Vir Biotechnology has announced positive results from its SOLSTICE Phase 2 clinical trial, evaluating the combination of tobevibart and elebsiran for the treatment of chronic hepatitis delta (CHD). The trial achieved a 100% virologic response, demonstrating significant HDV RNA suppression in participants. These findings pave the way for a Phase 3 registrational program, ECLIPSE, slated to begin in early 2025.
The SOLSTICE trial's results, presented at the American Association for the Study of Liver Diseases (AASLD) The Liver Meeting, revealed that the combination therapy led to undetectable virus levels in 41% of participants at Week 24, which increased to 64% by Week 36 and reached 80% by Week 60. This indicates a sustained and increasing viral clearance over time.
Key Findings from the SOLSTICE Trial
The Phase 2 SOLSTICE trial randomized participants to receive either tobevibart monotherapy (300 mg every two weeks) or a combination of tobevibart (300 mg) and elebsiran (200 mg) every four weeks. Some participants from previous monotherapy cohorts were also rolled over to receive the combination therapy. Virologic suppression rates were assessed at Week 24 and further evaluated at Weeks 36, 48, and 60.
- Virologic Suppression: 100% of participants in the combination arms achieved at least a 2 log10 decrease in HDV RNA or levels below the limit of detection (LOD) at Week 24, a rate that was sustained through Week 60.
- HDV RNA Target Not Detected (TND): 41% of participants achieved HDV RNA TND at Week 24, increasing to 64% at Week 36 and 80% in the rollover cohort by Week 60.
- Hepatitis B Surface Antigen (HBsAg) Reduction: Approximately 90% of participants receiving the combination therapy achieved HBsAg levels below 10 IU/mL at Week 24, indicating suppression of key viral replication mechanisms.
- ALT Normalization: Alanine aminotransferase (ALT) levels decreased in most participants, with normalization observed in 47% of the de novo cohort and 56% of the rollover cohort by Week 24. These rates were sustained at Week 36.
Safety and Tolerability
The combination therapy demonstrated a strong safety profile, with treatment-emergent adverse events (TEAEs) generally mild or moderate and transient. Influenza-like illness was the most common event. Notably, no ALT flares, study-related discontinuations, or treatment-related severe adverse events (SAEs) were reported in the combination arms.
Implications for CHD Treatment
Chronic hepatitis delta is the most severe form of chronic viral hepatitis, often leading to cirrhosis and liver failure within 5 years. Currently, there is no approved treatment for CHD in the United States, highlighting a significant unmet medical need. The combination of tobevibart and elebsiran offers a potential solution by targeting the viral lifecycle through multiple mechanisms.

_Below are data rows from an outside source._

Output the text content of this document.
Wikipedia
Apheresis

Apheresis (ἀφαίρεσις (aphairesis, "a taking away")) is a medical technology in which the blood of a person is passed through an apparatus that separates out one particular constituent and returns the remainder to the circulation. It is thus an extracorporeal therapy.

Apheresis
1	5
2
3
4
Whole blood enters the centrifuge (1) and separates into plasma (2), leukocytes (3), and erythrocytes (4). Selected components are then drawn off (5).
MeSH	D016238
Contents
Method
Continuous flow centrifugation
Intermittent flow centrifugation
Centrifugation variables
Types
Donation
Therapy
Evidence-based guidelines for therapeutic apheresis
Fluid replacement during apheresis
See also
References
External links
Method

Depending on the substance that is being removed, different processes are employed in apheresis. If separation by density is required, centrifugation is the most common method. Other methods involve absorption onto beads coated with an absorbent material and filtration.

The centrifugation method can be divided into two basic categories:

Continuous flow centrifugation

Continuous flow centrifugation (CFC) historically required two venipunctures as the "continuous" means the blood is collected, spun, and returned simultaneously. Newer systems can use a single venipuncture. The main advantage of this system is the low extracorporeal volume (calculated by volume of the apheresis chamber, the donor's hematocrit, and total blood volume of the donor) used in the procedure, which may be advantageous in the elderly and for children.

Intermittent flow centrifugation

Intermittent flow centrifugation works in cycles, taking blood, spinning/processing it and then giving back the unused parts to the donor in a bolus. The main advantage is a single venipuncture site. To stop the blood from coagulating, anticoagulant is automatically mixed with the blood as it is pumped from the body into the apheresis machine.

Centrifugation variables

"Achieving HDV RNA suppression with a safe, well-tolerated, and conveniently dosed treatment could be transformative for people living with hepatitis delta," said Tarik Asselah, M.D., Ph.D., Professor of Hepatology at the Hôpital Beaujon, APHP, Clichy, France, and at the University of Paris-Cité. "New, effective therapeutic options are urgently needed, and I am excited to see this combination advance into a registrational Phase 3 program."
Phase 3 ECLIPSE Program
Vir Biotechnology plans to initiate the Phase 3 registrational ECLIPSE program in the first half of 2025. The program will consist of three randomized, controlled trials designed to evaluate the combination therapy against deferred treatment or bulevirtide. The trials will enroll both cirrhotic and non-cirrhotic participants.
- ECLIPSE 1: Will assess the efficacy and safety of tobevibart and elebsiran compared to deferred treatment in regions where bulevirtide is not available or its use is limited.
- ECLIPSE 2: Will evaluate the efficacy and safety of switching to tobevibart and elebsiran in people with CHD who have not achieved viral suppression with bulevirtide therapy.
- ECLIPSE 3: A Phase 2b head-to-head trial to evaluate tobevibart and elebsiran compared with bulevirtide in bulevirtide-naïve patients.
Regulatory Designations
The FDA granted fast track designation for the combination of tobevibart and elebsiran in June 2024. Additionally, the European Medicines Agency (EMA) Committee for Orphan Medicinal Products (COMP) issued a positive opinion on the application for orphan drug designation for the treatment of CHD.